Но Гейзенберг-то почитал себя чистеньким идеалистом, мечтавшим лишь о «национальном возрождении» и «всеевропейском благе»! Не о власти и дивидендах заботился он. А словарь его меж тем совпал со словарем вульгарнейшего реалиста. И заключался в этом, тогда ему неизвестном, совпадении трагический урок. На излечение от той слепоты Бору понадобились недели. Гейзенбергу – годы. И отношениям между ними предстояло пройти через тяжелые испытания.

Леон Розенфельд еще рассказал историкам, что в те же дни, беззаботно играя кличками национал-социалистов и социал-демократов, Шредингер каламбурил в Берлине: «А в чем разница между Наци и Соци?» (Просто трудно поверить, как мало понимали они тогда!)

…Громадный лайнер все-таки покачивало на океанских волнах. Бор долгие часы проводил на палубе и все думал. Но, пожалуй, впервые в жизни он целыми днями думал не о физике, а о физиках.

Не об истории идей, а об идеях истории.

Даже Эйнштейн – правда, Бор тогда этого не знал, – даже Эйнштейн, издавна гонимый германскими националистами, еще надеялся на что-то. Хоть и чуждый политической беззаботности, он все-таки думал, что и при Гитлере для него останется место на родной земле: в те дни, читая лекции за океаном, он вел оттуда вполне серьезные переговоры с Берлинской академией наук о статусе своей будущей профессорской работы по совместительству в Берлине и в Принстоне! И летели через океан сквозь февральскую непогоду слова нелепой надежды.

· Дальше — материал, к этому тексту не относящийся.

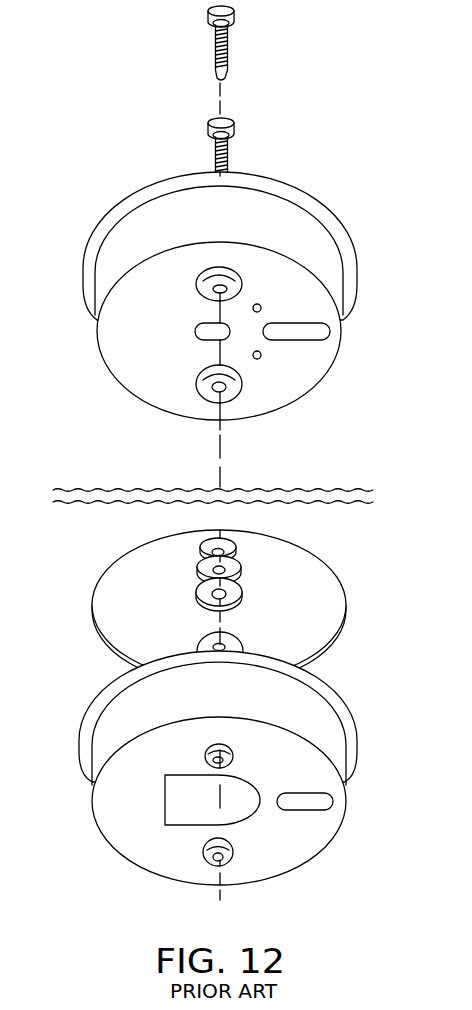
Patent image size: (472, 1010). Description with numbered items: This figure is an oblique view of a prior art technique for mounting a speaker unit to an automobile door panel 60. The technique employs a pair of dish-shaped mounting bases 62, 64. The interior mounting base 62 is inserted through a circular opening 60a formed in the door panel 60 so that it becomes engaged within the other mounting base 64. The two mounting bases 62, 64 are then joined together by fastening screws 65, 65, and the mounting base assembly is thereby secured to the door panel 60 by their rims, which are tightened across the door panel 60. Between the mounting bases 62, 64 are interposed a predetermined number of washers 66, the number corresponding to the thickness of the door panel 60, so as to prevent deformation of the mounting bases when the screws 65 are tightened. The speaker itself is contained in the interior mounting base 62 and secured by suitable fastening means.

The door panel 60 is at (84, 541).
The circular opening 60a is at (319, 605).
The interior mounting base 62 is at (122, 358).
The mounting base 64 is at (123, 830).
The fastening screws 65 is at (231, 22).
The washers 66 is at (194, 567).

А нацизм уже орудовал вовсю… 27 февраля горел в Берлине рейхстаг, и пламя этой разнузданной провокации осветило далеко вперед кроваво-безжалостный путь фашизма. Дурные прогнозы сбывались лавинообразно. Массовые аресты. Создание тайной полиции. Перевооружение рейхсвера. Воинственные угрозы. Расистский угар. Требования реванша. Травля интернационалистов. Антикоммунистический террор. Чистки, клевета, погромы… За два месяца от иллюзий остался единственный след: тайное чувство стыда – как же можно было хоть на минуту поверить в добро, обещанное злом!

Что-то надо было предпринять… И на рубеже марта – апреля, незадолго до отплытия в Чикаго, Бор снова отправился в Германию – впервые не для научных дискуссий.

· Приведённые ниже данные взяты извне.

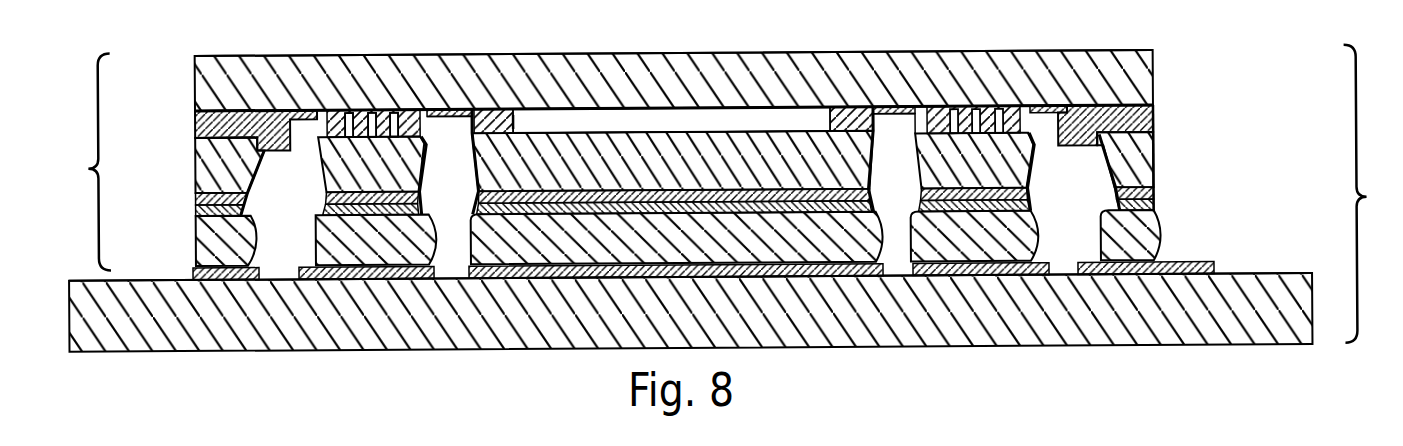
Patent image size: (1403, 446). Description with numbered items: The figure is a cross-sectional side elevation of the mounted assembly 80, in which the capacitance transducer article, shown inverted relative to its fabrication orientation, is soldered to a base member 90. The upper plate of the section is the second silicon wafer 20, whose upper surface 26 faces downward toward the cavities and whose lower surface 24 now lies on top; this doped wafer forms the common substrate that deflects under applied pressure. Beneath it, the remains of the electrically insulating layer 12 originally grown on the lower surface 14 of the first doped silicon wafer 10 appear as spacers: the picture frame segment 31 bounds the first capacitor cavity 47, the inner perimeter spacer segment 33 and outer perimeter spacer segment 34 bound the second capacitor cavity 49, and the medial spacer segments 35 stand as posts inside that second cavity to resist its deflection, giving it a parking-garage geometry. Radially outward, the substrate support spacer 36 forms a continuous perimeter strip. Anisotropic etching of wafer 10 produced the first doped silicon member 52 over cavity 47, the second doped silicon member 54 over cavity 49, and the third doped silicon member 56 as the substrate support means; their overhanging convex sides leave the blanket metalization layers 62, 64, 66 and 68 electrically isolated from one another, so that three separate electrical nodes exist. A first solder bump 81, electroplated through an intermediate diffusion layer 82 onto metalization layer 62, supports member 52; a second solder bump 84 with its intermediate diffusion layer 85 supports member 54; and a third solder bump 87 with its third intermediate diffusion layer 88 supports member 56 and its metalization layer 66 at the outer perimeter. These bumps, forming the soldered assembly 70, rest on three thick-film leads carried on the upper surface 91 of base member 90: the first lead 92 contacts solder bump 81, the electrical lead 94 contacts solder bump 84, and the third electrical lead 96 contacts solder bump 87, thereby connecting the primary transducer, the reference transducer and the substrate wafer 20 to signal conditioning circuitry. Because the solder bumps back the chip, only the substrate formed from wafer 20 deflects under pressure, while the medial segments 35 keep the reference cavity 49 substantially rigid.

The first doped silicon wafer 10 is at (1153, 144).
The electrically insulating layer 12 is at (195, 125).
The lower surface 14 is at (690, 134).
The second silicon wafer 20 is at (1153, 63).
The lower surface 24 is at (1057, 56).
The upper surface 26 is at (603, 112).
The picture frame segment 31 is at (514, 126).
The inner perimeter spacer segment 33 is at (457, 110).
The outer perimeter spacer segment 34 is at (338, 110).
The medial electrically insulating cavity area spacer segments 35 is at (382, 110).
The substrate support spacer 36 is at (195, 136).
The first capacitor cavity 47 is at (747, 121).
The second capacitor cavity 49 is at (412, 110).
The first doped silicon member 52 is at (658, 177).
The second doped silicon member 54 is at (318, 139).
The third doped silicon member 56 is at (195, 173).
The metalization layer 62 is at (870, 190).
The metalization layer 64 is at (433, 188).
The metalization layer 66 is at (195, 201).
The metalization layer 68 is at (467, 118).
The soldered assembly 70 is at (78, 162).
The mounted assembly 80 is at (1373, 193).
The first solder bump 81 is at (868, 228).
The intermediate diffusion layer 82 is at (868, 204).
The second solder bump 84 is at (319, 230).
The intermediate diffusion layer 85 is at (321, 204).
The third solder bump 87 is at (192, 236).
The third intermediate diffusion layer 88 is at (195, 209).
The base member 90 is at (1228, 349).
The upper surface 91 is at (1280, 278).
The first lead 92 is at (872, 268).
The electrical lead 94 is at (433, 267).
The third electrical lead 96 is at (255, 270).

«…Он разъезжал повсюду и разговаривал со своими коллегами для того, чтобы выяснить, сколь много немецких физиков окажется без места из-за новых расовых правил и как следовало бы наилучшим образом организовать помощь этим людям».

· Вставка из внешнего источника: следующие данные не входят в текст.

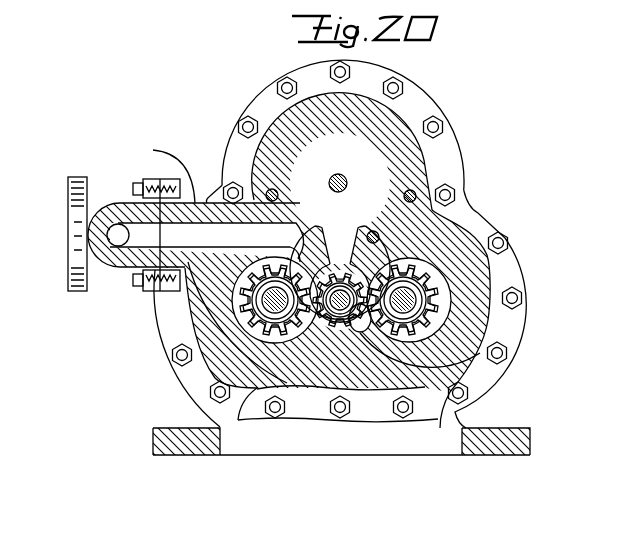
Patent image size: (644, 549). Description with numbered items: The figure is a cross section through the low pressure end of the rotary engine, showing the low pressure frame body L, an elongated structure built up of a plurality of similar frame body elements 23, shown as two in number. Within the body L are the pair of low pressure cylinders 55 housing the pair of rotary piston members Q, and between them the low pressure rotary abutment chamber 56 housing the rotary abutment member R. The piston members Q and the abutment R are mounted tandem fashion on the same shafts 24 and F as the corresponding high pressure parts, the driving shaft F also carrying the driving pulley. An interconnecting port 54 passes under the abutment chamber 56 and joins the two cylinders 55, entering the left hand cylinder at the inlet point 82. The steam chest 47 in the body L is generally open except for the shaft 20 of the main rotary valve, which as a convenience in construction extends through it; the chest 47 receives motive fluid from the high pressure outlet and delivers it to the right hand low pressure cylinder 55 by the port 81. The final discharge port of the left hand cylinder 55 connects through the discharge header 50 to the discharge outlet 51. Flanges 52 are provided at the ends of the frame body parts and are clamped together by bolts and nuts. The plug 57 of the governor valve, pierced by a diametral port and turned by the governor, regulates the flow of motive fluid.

Так запомнилась та вторая поездка Бора начинающему исследователю и деятельному антифашисту Отто Фришу, племяннику Лизы Мейтнер. Талантливый юноша, имевший неосторожность родиться в Германии евреем, уже знал, что ждет его в Гамбурге, где он работал у Отто Штерна. Но когда там внезапно появился Бор, будущее чуть посветлело:

«…Для меня зто было громадным событием: вдруг предстать перед Нильсом Бором – почти легендарной личностью – и увидеть отеческую улыбку на его лице. Он взял меня за пуговицу вязаной куртки и сказал: «Я надеюсь, вы приедете к нам поработать некоторое время, мы ценим тех, кто умеет проводить мысленные эксперименты…»

В тот же вечер я написал домой своей маме… что больше она не должна беспокоиться за мою участь: сам Всемогущий держал меня за пуговицу и мне улыбался. Это в точности передавало то, что я тогда чувствовал».

Однако не всем же физикам, чья участь неминуемо стала бы в Германии печальной, Бор мог предлагать: «Приезжайте поработать у нас…» Маленькая Дания. Маленький институт на Блегдамсвей. Скольким изгнанникам могло найтись там место?

Маргарет Вор (историкам): О, те тридцатые годы, они были так ужасны! Мы задыхались из-за потока иммигрантов. Мрачной виделась перспектива: «Что же будет?»

По мере того как Бор встречал в той второй поездке все новых и новых обреченных коллег, к отеческой улыбке на его лице все чаще примешивалось выражение виноватости. Точно и на нем лежала ответственность за беды этих людей. Тяжесть на душе не убывала. Напротив, копилась.

…С нею, неубывающей, он и расхаживал по палубам океанского корабля, не умея, как прежде, сосредоточиться на предстоящей ему публичной лекции в Чикаго.

Маргарет Бор: …Помню, когда мы плыли в Америку, у нас был с собою длинный-предлинный список людей, для которых нам следовало попытаться подыскать прибежище.

Тихий Дж. Руд Нильсен, былой университетский ученик Бора, девять лет назад переселившийся в Штаты, поразился, когда они встретились в Чикаго: «Впервые я видел его едва ли не в депрессивном состоянии».